PEREIRA, Nuno Teotónio. “Alocução no Estádio 1º de Maio”. Lisboa: 1 maio 1974.
Original de rascunho, 5 p. e cópia de texto final, 4 p., manuscritos
Fui convidado a ser um dos oradores nesta assembleia histórica, em nome dos chamados católicos progressistas. Entendi dizer que não vinha e expliquei porquê: esta designação deve ficar enterrada com o fascismo.
Mas, reflectindo melhor, achei que valia a pena vir aqui afirmar a presença dos cristãos que lutaram contra o fascismo, e ao mesmo tempo explicar porquê a designação de católicos progressistas pertence ao passado.
Ela apareceu a rotular (sempre com equívocos e ambiguidades, aliás) as variadas e sucessivas intervenções políticas ou para-políticas que grupos de cristãos vieram fazendo nos últimos quinze anos da longa noite fascista, motivados pelas exigências de justiça, verdade e liberdade do Evangelho, contra as inumeráveis formas de opressão que esmagavam o povo português.
Porque o aparelho eclesiástico no seu conjunto , e muito em especial a hierarquia da Igreja Católica , eram um dos mais importantes sustentáculos dessa mesma opressão, esses cristãos tinham de ter um rótulo que claramente os distinguisse.
Mas isso pertence já ao passado. Os cristãos que lutaram consequentemente contra o fascismo, bem como aqueles, inumeráveis, a quem nestes dias caíram as escamas dos olhos e passaram a ver claro, têm neste momento que assumir positivamente a responsabilidade de uma definição política clara, pois é intervindo activamente no campo político que a sua acção pode ser mais útil na construção, que está à nossa frente, de uma sociedade nova.

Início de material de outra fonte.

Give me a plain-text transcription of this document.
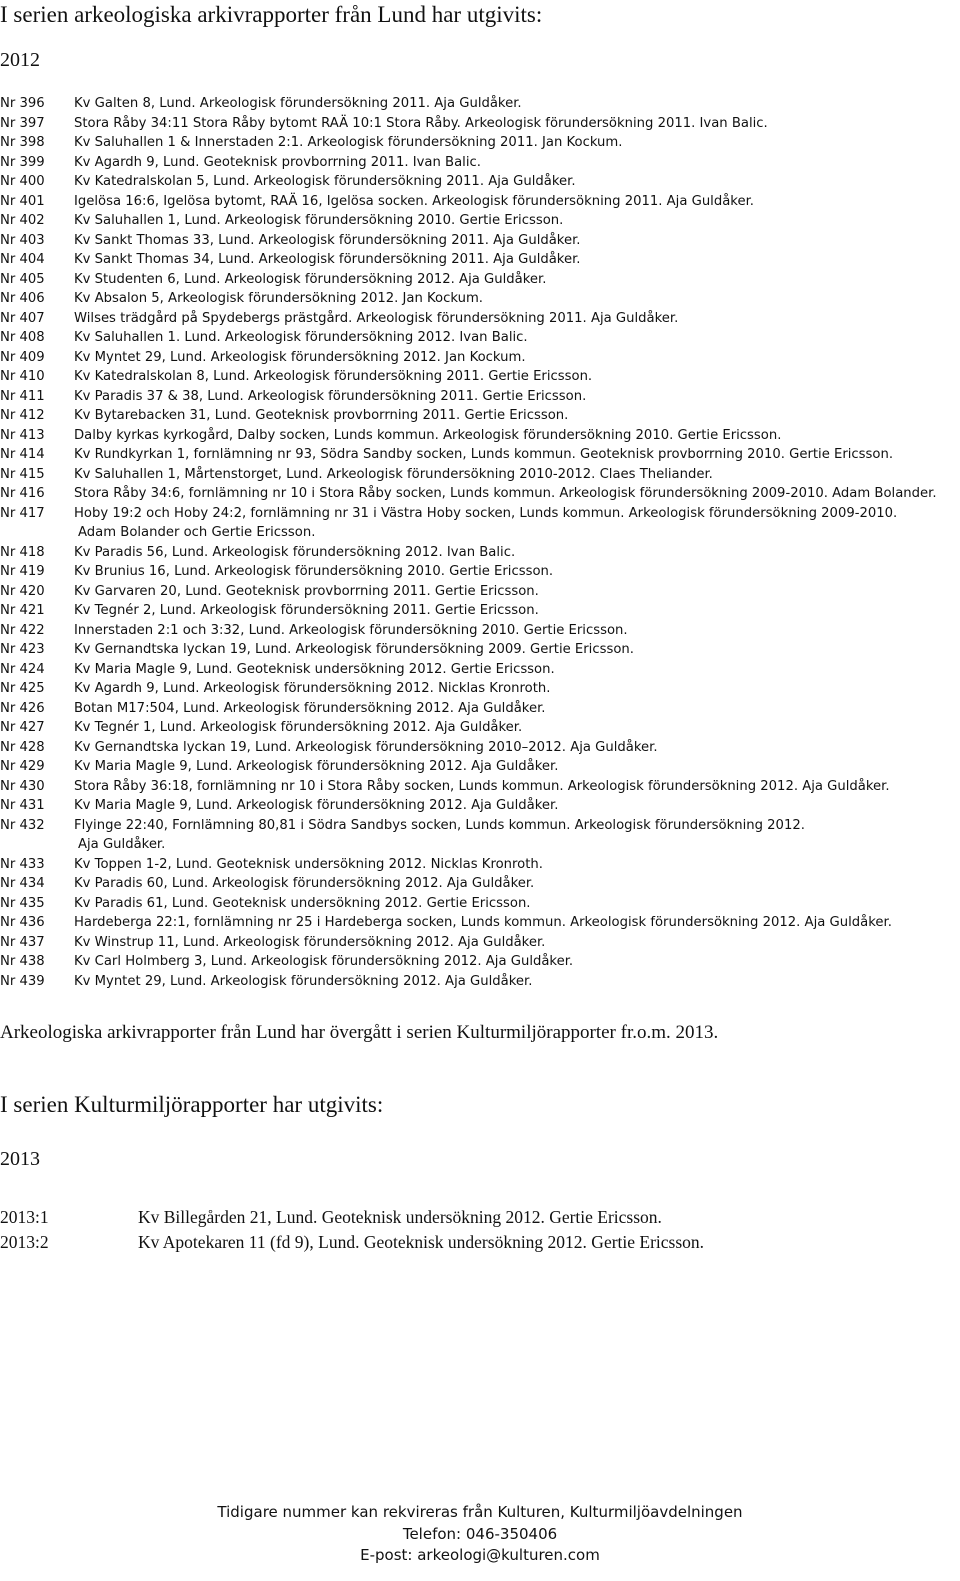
I serien arkeologiska arkivrapporter från Lund har utgivits:
2012
Nr 396	Kv Galten 8, Lund. Arkeologisk förundersökning 2011. Aja Guldåker.
Nr 397	Stora Råby 34:11 Stora Råby bytomt RAÄ 10:1 Stora Råby. Arkeologisk förundersökning 2011. Ivan Balic.
Nr 398	Kv Saluhallen 1 & Innerstaden 2:1. Arkeologisk förundersökning 2011. Jan Kockum.
Nr 399	Kv Agardh 9, Lund. Geoteknisk provborrning 2011. Ivan Balic.
Nr 400	Kv Katedralskolan 5, Lund. Arkeologisk förundersökning 2011. Aja Guldåker.
Nr 401	Igelösa 16:6, Igelösa bytomt, RAÄ 16, Igelösa socken. Arkeologisk förundersökning 2011. Aja Guldåker.
Nr 402	Kv Saluhallen 1, Lund. Arkeologisk förundersökning 2010. Gertie Ericsson.
Nr 403	Kv Sankt Thomas 33, Lund. Arkeologisk förundersökning 2011. Aja Guldåker.
Nr 404	Kv Sankt Thomas 34, Lund. Arkeologisk förundersökning 2011. Aja Guldåker.
Nr 405	Kv Studenten 6, Lund. Arkeologisk förundersökning 2012. Aja Guldåker.
Nr 406	Kv Absalon 5, Arkeologisk förundersökning 2012. Jan Kockum.
Nr 407	Wilses trädgård på Spydebergs prästgård. Arkeologisk förundersökning 2011. Aja Guldåker.
Nr 408	Kv Saluhallen 1. Lund. Arkeologisk förundersökning 2012. Ivan Balic.
Nr 409	Kv Myntet 29, Lund. Arkeologisk förundersökning 2012. Jan Kockum.
Nr 410	Kv Katedralskolan 8, Lund. Arkeologisk förundersökning 2011. Gertie Ericsson.
Nr 411	Kv Paradis 37 & 38, Lund. Arkeologisk förundersökning 2011. Gertie Ericsson.
Nr 412	Kv Bytarebacken 31, Lund. Geoteknisk provborrning 2011. Gertie Ericsson.
Nr 413	Dalby kyrkas kyrkogård, Dalby socken, Lunds kommun. Arkeologisk förundersökning 2010. Gertie Ericsson.
Nr 414	Kv Rundkyrkan 1, fornlämning nr 93, Södra Sandby socken, Lunds kommun. Geoteknisk provborrning 2010. Gertie Ericsson.
Nr 415	Kv Saluhallen 1, Mårtenstorget, Lund. Arkeologisk förundersökning 2010-2012. Claes Theliander.
Nr 416	Stora Råby 34:6, fornlämning nr 10 i Stora Råby socken, Lunds kommun. Arkeologisk förundersökning 2009-2010. Adam Bolander.
Nr 417	Hoby 19:2 och Hoby 24:2, fornlämning nr 31 i Västra Hoby socken, Lunds kommun. Arkeologisk förundersökning 2009-2010.
Adam Bolander och Gertie Ericsson.
Nr 418	Kv Paradis 56, Lund. Arkeologisk förundersökning 2012. Ivan Balic.
Nr 419	Kv Brunius 16, Lund. Arkeologisk förundersökning 2010. Gertie Ericsson.
Nr 420	Kv Garvaren 20, Lund. Geoteknisk provborrning 2011. Gertie Ericsson.
Nr 421	Kv Tegnér 2, Lund. Arkeologisk förundersökning 2011. Gertie Ericsson.
Nr 422	Innerstaden 2:1 och 3:32, Lund. Arkeologisk förundersökning 2010. Gertie Ericsson.
Nr 423	Kv Gernandtska lyckan 19, Lund. Arkeologisk förundersökning 2009. Gertie Ericsson.
Nr 424	Kv Maria Magle 9, Lund. Geoteknisk undersökning 2012. Gertie Ericsson.
Nr 425	Kv Agardh 9, Lund. Arkeologisk förundersökning 2012. Nicklas Kronroth.
Nr 426	Botan M17:504, Lund. Arkeologisk förundersökning 2012. Aja Guldåker.
Nr 427	Kv Tegnér 1, Lund. Arkeologisk förundersökning 2012. Aja Guldåker.
Nr 428	Kv Gernandtska lyckan 19, Lund. Arkeologisk förundersökning 2010–2012. Aja Guldåker.
Nr 429	Kv Maria Magle 9, Lund. Arkeologisk förundersökning 2012. Aja Guldåker.
Nr 430	Stora Råby 36:18, fornlämning nr 10 i Stora Råby socken, Lunds kommun. Arkeologisk förundersökning 2012. Aja Guldåker.
Nr 431	Kv Maria Magle 9, Lund. Arkeologisk förundersökning 2012. Aja Guldåker.
Nr 432	Flyinge 22:40, Fornlämning 80,81 i Södra Sandbys socken, Lunds kommun. Arkeologisk förundersökning 2012.
Aja Guldåker.
Nr 433	Kv Toppen 1-2, Lund. Geoteknisk undersökning 2012. Nicklas Kronroth.
Nr 434	Kv Paradis 60, Lund. Arkeologisk förundersökning 2012. Aja Guldåker.
Nr 435	Kv Paradis 61, Lund. Geoteknisk undersökning 2012. Gertie Ericsson.
Nr 436	Hardeberga 22:1, fornlämning nr 25 i Hardeberga socken, Lunds kommun. Arkeologisk förundersökning 2012. Aja Guldåker.
Nr 437	Kv Winstrup 11, Lund. Arkeologisk förundersökning 2012. Aja Guldåker.
Nr 438	Kv Carl Holmberg 3, Lund. Arkeologisk förundersökning 2012. Aja Guldåker.
Nr 439	Kv Myntet 29, Lund. Arkeologisk förundersökning 2012. Aja Guldåker.
Arkeologiska arkivrapporter från Lund har övergått i serien Kulturmiljörapporter fr.o.m. 2013.
I serien Kulturmiljörapporter har utgivits:
2013
2013:1	Kv Billegården 21, Lund. Geoteknisk undersökning 2012. Gertie Ericsson.
2013:2	Kv Apotekaren 11 (fd 9), Lund. Geoteknisk undersökning 2012. Gertie Ericsson.
Tidigare nummer kan rekvireras från Kulturen, Kulturmiljöavdelningen
Telefon: 046-350406
E-post: arkeologi@kulturen.com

Nesta perspectiva, os cristãos devem poder escolher, e escolherão naturalmente variadas inserções políticas: alguns já fizeram as suas opções, outros as farão ainda. E é nesta liberdade, misturados com o povo, e integrados nos partidos e movimentos políticos, que os cristãos que querem construir uma sociedade nova terão agora de lutar.
Por este motivo, “católicos progressistas”, “cristãos anti-fascistas”, tudo isso pertence ao passado. Os mesmos estímulos, as mesmas motivações, as mesmas exigências de liberdade, de justiça, de fraternidade, vão conduzi-los agora a incorporar-se com todos os portugueses na luta que se abre à nossa frente.
Os cristãos terão um grande papel a desempenhar na construção de um socialismo completo e total: um socialismo amputado ou incompleto, não é socialismo.
Vamos construir uma sociedade onde não haja mais aparelhos repressivos onde não haja polícias, seja qual for a sua cor; onde não haja entraves à liberdade de pensamento; onde a realização de uma vida pessoal passe pela construção dessa sociedade nova.
Essa sociedade será a sociedade das classes trabalhadoras: a elas devem pertencer os meios de produção, por elas deve ser orientado o aparelho do Estado. Igualmente aí temos de ser ambiciosos: o poder para o Povo, o poder para os operários, o poder para os camponeses. A todos os níveis, em todos os sectores, em todos os escalões, esse poder começa a ser conquistado: ele tem de ser conquistado cada vez mais, e desde já. O socialismo que queremos construir será um socialismo que aproveite as largas possibilidades que se abrem à nossa frente.
Mas mais ainda: essa sociedade nova, esse socialismo que vamos fazer no nosso país, tem de ser enquadrado na luta universal, nas lutas de libertação de todos os povos, e em primeiro lugar nas lutas de libertação dos povos nossos irmãos das antigas colónias portuguesas.
Temos que fazer o cessar-fogo imediato e a abertura de negociações, e temos de acreditar que, do nosso passado de exploradores e carrascos dos povos africanos, podemos agora trabalhar fraternalmente com eles.
Achei que valia a pena vir aqui, em nome de uma etiqueta do passado, para participar neste início de uma marcha gloriosa, virada para o futuro, para a construção de uma sociedade nova, através de uma revolução radical, quer dizer, uma revolução que vá à raiz dos problemas e das situações.
Nós devemos desejar isso, nós temos que lutar por isso, não nos podemos contentar com meias soluções: nós temos de ir ate ao fim!
Nota do autor: Redigido no atelier da Rua da Alegria, a seguir à libertação de Caxias em 26/27 Abril 74.